Thursday, May 3, 2007

Op-Ed: Neighborhood Tales: Briarwood, Queens

The streets of Briarwood. Photographed by Nadia Chaudhury.

By Nadia Chaudhury

No one’s ever heard of Briarwood, my quiet, small neighborhood off of Queens Boulevard, tucked in the outskirts of Jamaica and Kew Gardens. My credit card statements are addressed to Jamaica, New York, as if Briarwood doesn’t even exist to Citibank. Though, the MTA recognizes the neighborhood enough to create a subway station there: Briarwood-Van Wyck, home to the F train.

Whenever I tell people I live in Queens, they gasp and say, “Oh my god, that’s so far away! How long does it take you to get to school?” Forty-five minutes to an hour, I answer, depending on the train. Then they gasp again, “Oh my god, that’s so long!” Compared to my hour-and-a-half trek to high school in the Bronx, going to Lang is a breeze. Even getting home during the late hours (or early morning, whichever way you choose to look at it) is easy because the F train never stops; although there might be a twenty minute wait.

I live on 85th Road, on top of a hill. One side is so steep for several blocks that it rests on Hillside Avenue. The other slide slants slowly, twisting and meshing into other streets, until it comes to a stop on Queens Boulevard.

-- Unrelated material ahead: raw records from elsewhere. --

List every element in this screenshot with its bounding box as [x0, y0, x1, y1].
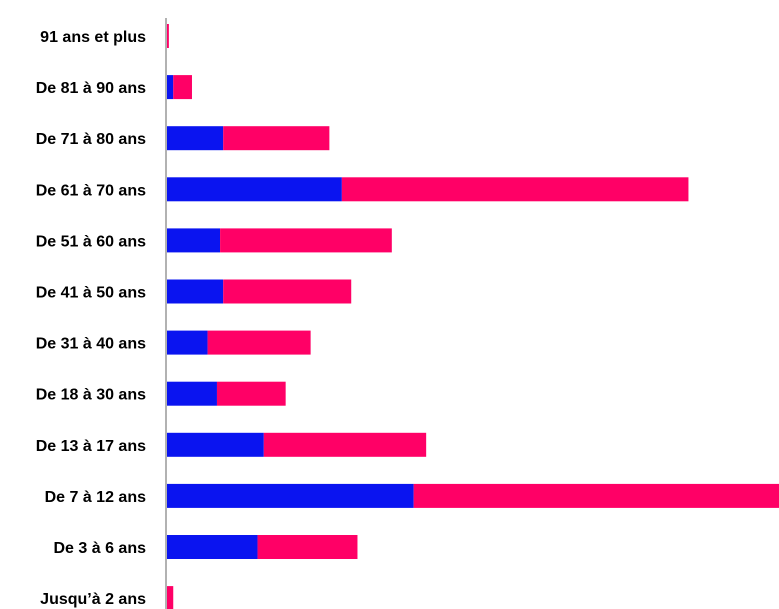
category-label-jusqu-a-2-ans: Jusqu’à 2 ans	[40, 591, 146, 608]
bar-series-2-de-7-a-12-ans	[413, 483, 779, 508]
category-label-de-7-a-12-ans: De 7 à 12 ans	[45, 489, 147, 506]
category-label-91-ans-et-plus: 91 ans et plus	[40, 29, 146, 46]
bar-series-2-de-3-a-6-ans	[257, 535, 358, 559]
category-label-de-71-a-80-ans: De 71 à 80 ans	[36, 131, 146, 148]
bar-series-1-de-61-a-70-ans	[167, 177, 342, 202]
category-label-de-61-a-70-ans: De 61 à 70 ans	[36, 182, 146, 199]
category-label-de-13-a-17-ans: De 13 à 17 ans	[36, 438, 146, 455]
bar-series-1-de-71-a-80-ans	[167, 126, 224, 151]
bar-series-2-de-71-a-80-ans	[223, 126, 330, 151]
bar-series-2-de-18-a-30-ans	[216, 381, 286, 406]
category-label-de-18-a-30-ans: De 18 à 30 ans	[36, 387, 146, 404]
category-label-de-51-a-60-ans: De 51 à 60 ans	[36, 233, 146, 250]
bar-series-2-de-61-a-70-ans	[341, 177, 689, 202]
bar-series-1-de-41-a-50-ans	[167, 279, 224, 304]
bar-series-2-de-51-a-60-ans	[220, 228, 392, 253]
bar-series-2-de-31-a-40-ans	[207, 330, 311, 355]
category-label-de-81-a-90-ans: De 81 à 90 ans	[36, 80, 146, 97]
category-labels-group: 91 ans et plus De 81 à 90 ans De 71 à 80 a…	[36, 29, 146, 608]
bar-series-1-de-81-a-90-ans	[167, 75, 174, 100]
bar-series-1-de-3-a-6-ans	[167, 535, 258, 559]
category-label-de-31-a-40-ans: De 31 à 40 ans	[36, 336, 146, 353]
bars-group	[167, 24, 779, 609]
bar-series-2-de-13-a-17-ans	[263, 432, 427, 457]
bar-series-2-de-41-a-50-ans	[223, 279, 352, 304]
bar-series-1-de-13-a-17-ans	[167, 432, 264, 457]
bar-series-1-de-7-a-12-ans	[167, 483, 414, 508]
category-label-de-41-a-50-ans: De 41 à 50 ans	[36, 285, 146, 302]
bar-series-1-de-18-a-30-ans	[167, 381, 217, 406]
bar-series-1-de-51-a-60-ans	[167, 228, 221, 253]
bar-series-1-de-31-a-40-ans	[167, 330, 208, 355]
bar-series-2-jusqu-a-2-ans	[167, 586, 174, 609]
bar-series-2-de-81-a-90-ans	[173, 75, 192, 100]
bar-series-2-91-ans-et-plus	[167, 24, 169, 48]
category-label-de-3-a-6-ans: De 3 à 6 ans	[54, 540, 147, 557]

Outside my apartment, there are two other similar buildings, all part of the same apartment complex. In the center is the circular pathway where I learned to ride my bike, going round and round until dark and the pathway that became a make-shift baseball field, each entrance substituting for the bases. A stout, wide bush where I saw my first robin in spring sat in the very center of it. Children walk to the elementary school just across the street, and when they’re a bit older, they walk a bit further to the junior high school right behind that elementary school. The sky’s clearer above and I can count how many stars I see with two hands.

Despite this calm and serene atmosphere (and because of it), Briarwood is not very exciting. Besides the Little League parade every spring, not much happens in this little neighborhood. I spend most of my time in Manhattan, where it’s livelier.

Going home, though, is an indulgence I get to relive every night, because it’s a break from the constant motion of Manhattan, walking through the quiet, hilly roads of Briarwood where I used to play manhunt through the streets and buildings of the neighborhood and watched in awe as a friend threw a ball up to the roof of a six-story apartment building. Briarwood is where I grew up, and for now, it’s nice being here.

1 comment:

PAM said...

I loved your article. I was born on Pershing Crescent 50 years ago, lived there until 1975, and then in California since I was 18. I have such nostalgic and wonderful memories of Briarwood. (I am probably the only person in the world who has a framed picture of The Van Wyck subway station on my wall!) Whenever I come back to NY the first thing I do is walk thru the old neighborhood. Past 117 and the playground, and the Boulevard, which has changed so much except for The Flagship which looks pretty much the same as it did the day it opened in 1965. (I was there on opening day with my Grandmother)You are lucky to live in such a great place.